Confira o pronunciamento do presidente Claudio Lamachia na íntegra:

 

Há exatos 40 anos, tinha início a histórica VII Conferência Nacional da Ordem dos Advogados do Brasil. O evento, que duraria somente 6 dias, persiste até hoje como marco fundamental da advocacia e da cidadania brasileira.

Naquele memorável 7 de maio de 1978, o Teatro Guaíra de Curitiba assistia à abertura não apenas do encontro, mas, principalmente, de um novo tempo. Era o princípio do fim do período sombrio da ditadura militar.

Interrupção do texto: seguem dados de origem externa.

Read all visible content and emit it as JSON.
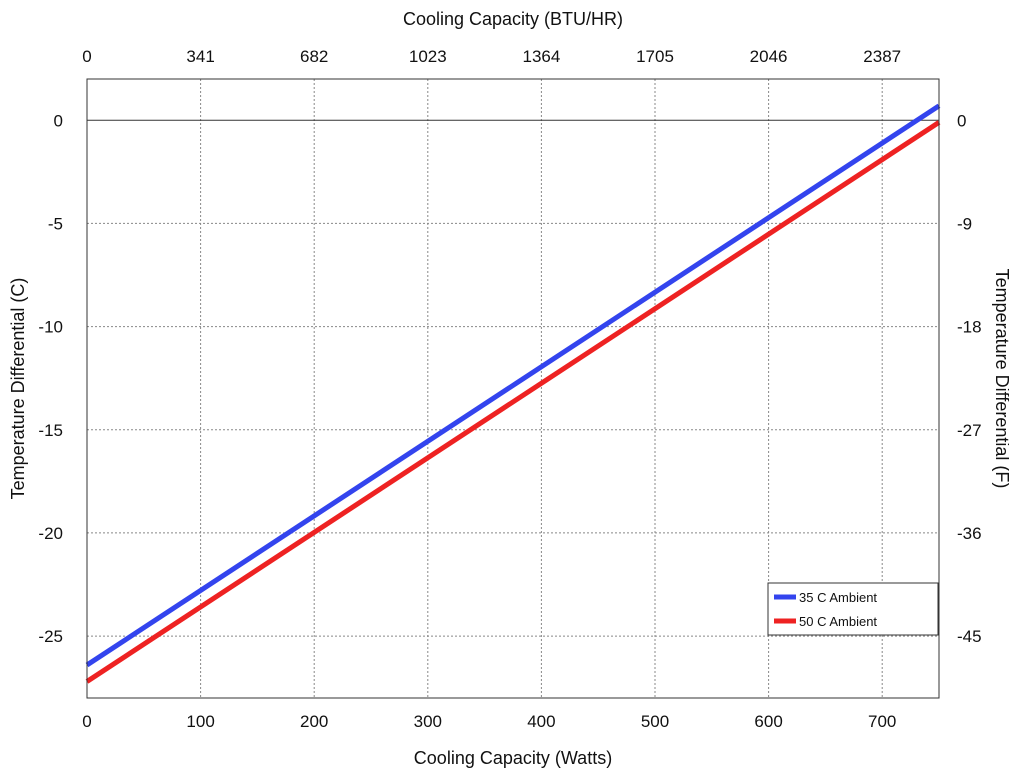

Assim, na cerimônia inaugural da Conferência, o então Presidente do Conselho Federal da OAB, Raymundo Faoro, anunciou em seu discurso:

“Dentro da névoa autoritária, acendemos a fogueira que reanima as vontades, esclarece os espíritos. Estamos diante da transição inevitável e estamos diante da luz de amanhã”.

Sob o ânimo dessas palavras, advogados e advogadas de todo o Brasil, reunidos no Paraná, vocalizavam os anseios da sociedade civil e exigiam a restauração plena e imediata das garantias fundamentais da cidadania.

Não por acaso, a VII Conferência Nacional tinha como tema “O Estado de Direito”. Era uma mensagem direta e corajosa de oposição ao regime do medo e da força que havia sido instaurado em 1964 e que se agravara em 1968, com a edição do Ato Institucional n. 5. Vê-se, portanto, que “a advocacia não é profissão de covardes” – nunca foi e nunca será.

Com extraordinário destemor, o resgate da normalidade constitucional foi defendido abertamente ao longo de 6 dias, entre aqueles 7 e 12 de maio. A questão foi analisada e debatida a partir de 47 proposições, as quais abrangiam voto livre, estado de sítio, anistia, segurança, direitos políticos, direitos sociais, entre muitos outros assuntos.

Não obstante, em meio a tamanha diversidade temática, uma bandeira se sobressaiu: o restabelecimento do habeas corpus, que havia sido suspenso pelo odioso AI-5.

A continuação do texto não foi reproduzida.